Андрейка подходит ко мне сзади и робко обнимает за плечи. Я слышу гул нежности, исходящий от него.
— Может, посмотрим фильм? — нерешительно предлагает он. — Мне брат принес новые.
Аккуратно отстраняюсь:
— Нет, Андрюш, ты не обижайся, но сегодня мне некогда.
— Я так и думал, — тихо говорит он.
— Что ты думал?
— Что ты больше не придешь.
— Но…
— Я все понял. Ничего не объясняй мне.
Я разглядываю узор на паласе. Крупные ворсистые желто-бежевые цветы. На одном из них синее пятно. Наверное, упала ручка и потекла. Комнатная клумба давно затоптана ногами, и я чувствую, как палас зарастает травой. Прямо подо мной. Высокой цепкой травой безысходности.
— Приготовить тебе обед?
— Не надо.
— Что для тебя сделать, Андрюш?..
— Ничего.
Я иду в коридор. Андрейка не провожает меня. Медленно закрываю дверь. Никаких звуков из комнаты не доносится.
Накормив Кузьмича, тщательно вытираю клеенку. На ней — ухмыляющиеся шуты, каждый в маленьком синем ромбике. У шутов красные колпаки и красные сапожки. Сапожки потертые и выглядят сильно поношенными, будто шуты прошли много дорог, прежде чем застыть тут, в кухне Кузьмича. Мне хочется стереть их совсем — тогда они перестанут нагло ухмыляться и подмигивать. Я остервенело тру их наглые рожи.
— Откуда у тебя эта клеенка, Кузьмич?
— А бог ее знает. Ей уж лет сто. А что?
— Красивая…
— Ну, ты скажешь! По-моему, давно выбрасывать пора. Ты сегодня, Сашенька, наверное, устала?
— Устала.
— Я и смотрю, бледная больно. Посиди, отдохни. Может, в шахматы?
— Можно и в шахматы.
Кузьмич оживляется, ловко расставляет фигуры.
Играю вяло и рассеянно, но неожиданно выигрываю.
— Ого! — оживляется Кузьмич, — тебе сегодня везет!
— Везет, — соглашаюсь я и решаю ничего не сообщать старику о своем решении. Пусть лучше узнает от агентства.
Долго звоню в дверь.
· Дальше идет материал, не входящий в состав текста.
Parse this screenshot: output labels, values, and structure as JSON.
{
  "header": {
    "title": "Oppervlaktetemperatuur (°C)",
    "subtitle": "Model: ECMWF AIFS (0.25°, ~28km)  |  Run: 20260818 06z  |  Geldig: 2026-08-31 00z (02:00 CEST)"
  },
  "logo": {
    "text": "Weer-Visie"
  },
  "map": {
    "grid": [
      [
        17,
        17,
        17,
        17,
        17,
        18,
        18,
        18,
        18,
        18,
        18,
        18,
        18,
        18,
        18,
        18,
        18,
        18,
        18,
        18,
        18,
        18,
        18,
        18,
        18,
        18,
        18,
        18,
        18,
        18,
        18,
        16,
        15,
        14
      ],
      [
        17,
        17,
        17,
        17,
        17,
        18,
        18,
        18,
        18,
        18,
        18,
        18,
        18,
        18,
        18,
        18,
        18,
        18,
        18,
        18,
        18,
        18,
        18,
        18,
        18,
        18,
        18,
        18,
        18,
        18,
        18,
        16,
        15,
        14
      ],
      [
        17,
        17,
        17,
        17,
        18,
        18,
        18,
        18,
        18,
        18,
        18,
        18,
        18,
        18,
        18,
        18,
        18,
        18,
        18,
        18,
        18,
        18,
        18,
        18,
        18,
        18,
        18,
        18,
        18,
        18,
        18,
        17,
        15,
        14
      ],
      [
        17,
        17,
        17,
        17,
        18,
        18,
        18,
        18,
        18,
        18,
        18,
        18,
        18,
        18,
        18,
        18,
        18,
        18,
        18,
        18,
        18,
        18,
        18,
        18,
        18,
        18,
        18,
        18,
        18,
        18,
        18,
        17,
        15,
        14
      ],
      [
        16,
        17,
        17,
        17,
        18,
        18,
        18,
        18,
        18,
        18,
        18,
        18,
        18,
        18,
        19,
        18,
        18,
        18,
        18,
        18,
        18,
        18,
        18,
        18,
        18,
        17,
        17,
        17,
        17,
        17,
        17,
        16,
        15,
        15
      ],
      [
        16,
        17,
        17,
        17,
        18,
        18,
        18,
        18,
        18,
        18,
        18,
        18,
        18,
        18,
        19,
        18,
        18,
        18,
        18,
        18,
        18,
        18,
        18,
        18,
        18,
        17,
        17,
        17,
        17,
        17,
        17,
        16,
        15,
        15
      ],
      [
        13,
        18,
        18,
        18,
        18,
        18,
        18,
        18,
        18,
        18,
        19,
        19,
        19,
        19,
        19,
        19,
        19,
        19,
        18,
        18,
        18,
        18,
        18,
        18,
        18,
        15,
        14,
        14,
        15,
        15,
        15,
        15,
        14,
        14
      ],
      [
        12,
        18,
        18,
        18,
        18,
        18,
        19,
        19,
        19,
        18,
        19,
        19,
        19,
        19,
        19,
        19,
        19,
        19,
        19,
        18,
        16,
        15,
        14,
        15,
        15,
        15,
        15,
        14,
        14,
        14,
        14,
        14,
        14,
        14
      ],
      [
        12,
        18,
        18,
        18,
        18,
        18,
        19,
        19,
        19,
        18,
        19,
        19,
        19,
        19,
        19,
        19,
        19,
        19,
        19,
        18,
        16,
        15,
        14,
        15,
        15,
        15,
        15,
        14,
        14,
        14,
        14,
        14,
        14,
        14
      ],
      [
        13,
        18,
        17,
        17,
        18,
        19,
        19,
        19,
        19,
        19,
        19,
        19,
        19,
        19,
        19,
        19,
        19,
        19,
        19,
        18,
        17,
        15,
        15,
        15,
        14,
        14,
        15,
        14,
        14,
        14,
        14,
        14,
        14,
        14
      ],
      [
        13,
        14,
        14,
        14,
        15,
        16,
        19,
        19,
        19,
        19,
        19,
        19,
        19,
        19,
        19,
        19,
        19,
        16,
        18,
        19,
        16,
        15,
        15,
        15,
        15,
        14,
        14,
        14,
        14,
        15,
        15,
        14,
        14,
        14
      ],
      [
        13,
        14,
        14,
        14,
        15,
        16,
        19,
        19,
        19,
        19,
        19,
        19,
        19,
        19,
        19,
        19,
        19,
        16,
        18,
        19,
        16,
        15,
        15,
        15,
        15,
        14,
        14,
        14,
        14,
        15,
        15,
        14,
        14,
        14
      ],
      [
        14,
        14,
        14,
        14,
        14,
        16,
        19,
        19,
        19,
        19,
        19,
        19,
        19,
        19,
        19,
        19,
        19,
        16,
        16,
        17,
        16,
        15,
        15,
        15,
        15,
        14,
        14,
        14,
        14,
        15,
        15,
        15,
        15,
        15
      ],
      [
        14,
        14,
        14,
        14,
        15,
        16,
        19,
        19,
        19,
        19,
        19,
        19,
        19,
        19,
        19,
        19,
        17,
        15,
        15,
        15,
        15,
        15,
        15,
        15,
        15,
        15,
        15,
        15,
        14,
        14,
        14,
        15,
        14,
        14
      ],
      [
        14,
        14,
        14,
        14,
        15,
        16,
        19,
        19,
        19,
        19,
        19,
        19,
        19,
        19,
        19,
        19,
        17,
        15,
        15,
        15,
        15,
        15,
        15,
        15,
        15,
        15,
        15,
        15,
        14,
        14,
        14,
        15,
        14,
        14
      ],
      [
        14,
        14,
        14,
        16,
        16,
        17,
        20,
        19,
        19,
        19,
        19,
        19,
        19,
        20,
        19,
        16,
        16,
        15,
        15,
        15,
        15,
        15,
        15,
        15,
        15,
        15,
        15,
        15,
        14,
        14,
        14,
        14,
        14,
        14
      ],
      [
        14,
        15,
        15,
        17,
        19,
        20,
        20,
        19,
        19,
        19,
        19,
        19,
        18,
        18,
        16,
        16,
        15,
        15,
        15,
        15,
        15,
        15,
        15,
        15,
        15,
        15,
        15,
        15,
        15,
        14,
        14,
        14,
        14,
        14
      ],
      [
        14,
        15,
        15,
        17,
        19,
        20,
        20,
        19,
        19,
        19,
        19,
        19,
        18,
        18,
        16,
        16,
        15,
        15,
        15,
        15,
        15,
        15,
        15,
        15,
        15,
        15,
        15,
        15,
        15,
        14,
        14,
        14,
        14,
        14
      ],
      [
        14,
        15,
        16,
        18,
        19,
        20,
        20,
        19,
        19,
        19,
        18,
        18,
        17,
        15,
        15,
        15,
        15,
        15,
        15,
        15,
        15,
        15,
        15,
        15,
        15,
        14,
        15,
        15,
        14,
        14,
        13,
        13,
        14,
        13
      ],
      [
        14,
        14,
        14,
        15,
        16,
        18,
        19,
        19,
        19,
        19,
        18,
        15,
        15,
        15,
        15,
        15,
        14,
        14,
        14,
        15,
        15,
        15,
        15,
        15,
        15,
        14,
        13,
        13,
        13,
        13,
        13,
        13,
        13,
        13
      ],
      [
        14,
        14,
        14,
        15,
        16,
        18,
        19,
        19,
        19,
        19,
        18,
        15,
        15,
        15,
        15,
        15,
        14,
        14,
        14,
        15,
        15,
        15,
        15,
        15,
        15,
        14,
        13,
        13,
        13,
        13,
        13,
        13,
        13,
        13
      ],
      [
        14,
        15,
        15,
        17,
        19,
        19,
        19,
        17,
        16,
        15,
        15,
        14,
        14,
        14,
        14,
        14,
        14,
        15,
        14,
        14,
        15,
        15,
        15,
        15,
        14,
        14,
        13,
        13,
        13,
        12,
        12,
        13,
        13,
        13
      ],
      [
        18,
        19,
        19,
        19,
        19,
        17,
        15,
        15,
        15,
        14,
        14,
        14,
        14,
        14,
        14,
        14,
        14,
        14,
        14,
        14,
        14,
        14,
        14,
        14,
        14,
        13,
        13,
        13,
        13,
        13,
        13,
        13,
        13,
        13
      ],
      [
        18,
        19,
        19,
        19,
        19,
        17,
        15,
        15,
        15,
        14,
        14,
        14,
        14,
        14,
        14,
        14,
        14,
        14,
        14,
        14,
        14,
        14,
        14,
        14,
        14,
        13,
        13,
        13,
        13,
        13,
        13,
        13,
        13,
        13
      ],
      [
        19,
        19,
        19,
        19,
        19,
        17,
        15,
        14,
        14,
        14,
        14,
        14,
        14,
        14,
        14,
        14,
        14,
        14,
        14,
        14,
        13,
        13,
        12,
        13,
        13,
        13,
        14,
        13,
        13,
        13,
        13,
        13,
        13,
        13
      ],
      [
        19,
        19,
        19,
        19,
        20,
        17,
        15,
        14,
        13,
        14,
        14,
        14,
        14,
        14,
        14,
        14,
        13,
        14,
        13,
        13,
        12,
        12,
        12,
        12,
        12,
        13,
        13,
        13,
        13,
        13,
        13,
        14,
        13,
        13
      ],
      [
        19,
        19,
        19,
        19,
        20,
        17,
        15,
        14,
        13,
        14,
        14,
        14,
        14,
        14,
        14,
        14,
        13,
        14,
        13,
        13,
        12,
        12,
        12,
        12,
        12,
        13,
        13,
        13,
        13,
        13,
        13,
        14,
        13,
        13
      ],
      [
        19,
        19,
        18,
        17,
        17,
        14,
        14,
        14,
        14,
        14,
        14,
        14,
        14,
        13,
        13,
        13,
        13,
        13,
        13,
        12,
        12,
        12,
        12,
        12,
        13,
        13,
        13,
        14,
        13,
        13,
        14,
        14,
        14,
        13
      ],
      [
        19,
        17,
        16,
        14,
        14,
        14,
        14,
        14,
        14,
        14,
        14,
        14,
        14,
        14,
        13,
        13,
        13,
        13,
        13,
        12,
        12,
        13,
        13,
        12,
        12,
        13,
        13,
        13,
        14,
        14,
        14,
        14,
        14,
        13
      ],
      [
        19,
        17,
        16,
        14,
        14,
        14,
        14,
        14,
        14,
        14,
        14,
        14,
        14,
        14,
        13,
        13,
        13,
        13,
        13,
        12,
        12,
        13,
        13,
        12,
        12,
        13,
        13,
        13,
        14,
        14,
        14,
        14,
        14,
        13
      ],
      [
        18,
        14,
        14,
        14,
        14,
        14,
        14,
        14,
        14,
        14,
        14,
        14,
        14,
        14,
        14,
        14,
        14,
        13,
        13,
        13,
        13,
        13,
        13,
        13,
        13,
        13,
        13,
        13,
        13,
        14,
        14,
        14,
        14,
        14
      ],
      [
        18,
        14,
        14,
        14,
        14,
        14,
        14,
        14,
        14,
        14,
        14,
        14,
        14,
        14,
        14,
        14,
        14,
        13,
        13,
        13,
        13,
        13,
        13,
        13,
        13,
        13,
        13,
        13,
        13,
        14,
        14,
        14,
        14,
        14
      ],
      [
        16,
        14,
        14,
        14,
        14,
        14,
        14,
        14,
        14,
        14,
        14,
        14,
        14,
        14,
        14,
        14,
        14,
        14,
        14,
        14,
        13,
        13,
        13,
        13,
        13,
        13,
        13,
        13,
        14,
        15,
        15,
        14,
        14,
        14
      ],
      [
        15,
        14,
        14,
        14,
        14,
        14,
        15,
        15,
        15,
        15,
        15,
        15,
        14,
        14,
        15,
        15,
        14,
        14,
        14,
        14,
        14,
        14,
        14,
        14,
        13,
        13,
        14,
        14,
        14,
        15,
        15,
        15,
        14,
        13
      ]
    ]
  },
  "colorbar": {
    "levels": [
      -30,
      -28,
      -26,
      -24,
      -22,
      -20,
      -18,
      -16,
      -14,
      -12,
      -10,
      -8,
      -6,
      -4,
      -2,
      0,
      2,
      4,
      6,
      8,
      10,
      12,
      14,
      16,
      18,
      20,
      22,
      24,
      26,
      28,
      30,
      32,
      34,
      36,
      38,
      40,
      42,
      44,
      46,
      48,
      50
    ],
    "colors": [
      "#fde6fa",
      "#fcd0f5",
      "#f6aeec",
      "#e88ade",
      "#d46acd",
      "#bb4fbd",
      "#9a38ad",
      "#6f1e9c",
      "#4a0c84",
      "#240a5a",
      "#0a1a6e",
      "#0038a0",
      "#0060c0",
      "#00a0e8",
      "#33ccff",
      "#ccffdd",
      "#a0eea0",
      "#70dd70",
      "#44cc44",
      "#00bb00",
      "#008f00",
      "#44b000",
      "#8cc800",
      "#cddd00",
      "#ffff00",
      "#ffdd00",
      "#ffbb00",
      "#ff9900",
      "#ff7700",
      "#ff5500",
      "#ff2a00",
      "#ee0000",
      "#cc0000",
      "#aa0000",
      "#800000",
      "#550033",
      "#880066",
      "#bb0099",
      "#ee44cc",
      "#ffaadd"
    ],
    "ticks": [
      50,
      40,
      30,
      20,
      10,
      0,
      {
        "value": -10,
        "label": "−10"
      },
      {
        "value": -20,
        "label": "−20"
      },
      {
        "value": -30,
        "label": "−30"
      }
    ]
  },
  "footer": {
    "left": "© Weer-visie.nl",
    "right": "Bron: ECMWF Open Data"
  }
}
Никто не открывает. За моей спиной настороженно приоткрывается обитая черным дерматином дверь. Сгорбленная старуха в засаленном фартуке подозрительно разглядывает меня.
— Ты Александра? — наконец спрашивает она.
— Да.
— К Люське?
— Да.
Нет ее. Сегодня утром опять в психушку забрали. Она вчера тут весь дом переполошила. Мол, медведь какой-то сбежал… Совсем спятила. Во все квартиры трезвонила, искала его. Я давно говорю, нельзя ее из больницы выпускать, прямо житья нет никакого! А то еще взбредет в голову — спалит всех.
— Да, — сказала я, — с больными трудно. Ладно, спасибо. Я пойду.
— Эй, подожди, подожди… Чуть не забыла. Она тебе — вот, передать просила. — Старуха протянула мне что-то прямоугольное, завернутое в черный целлофановый пакет.
В песочнице возятся двое малышей. Строят свое первое жилище. Слепой дед, чем-то похожий на Кузьмича, медленно идет, прощупывая тротуар зрячей палкой. Робко и неслышно начинает накрапывать прохладный августовский дождь, делая пятнистым выцветший асфальт; крепко пахнет пыльной влажной листвой позднего лета…
Я как всегда забыла зонт. Шурша, накинула на голову капюшон голубой ветровки, села на еще не успевшую промокнуть скамейку, заглянула в пакет. Там, в целлофановой темноте, лежала картина. Я уже знала, какая. А на дне пакета — тетрадный, неровно оторванный листок. Я вытащила его, и капли тут же, как осы сладкий арбуз, облепили его. Взволнованным почерком было написано: “Ко мне он больше не приходит. Но к вам придет. Только не жалейте меда!”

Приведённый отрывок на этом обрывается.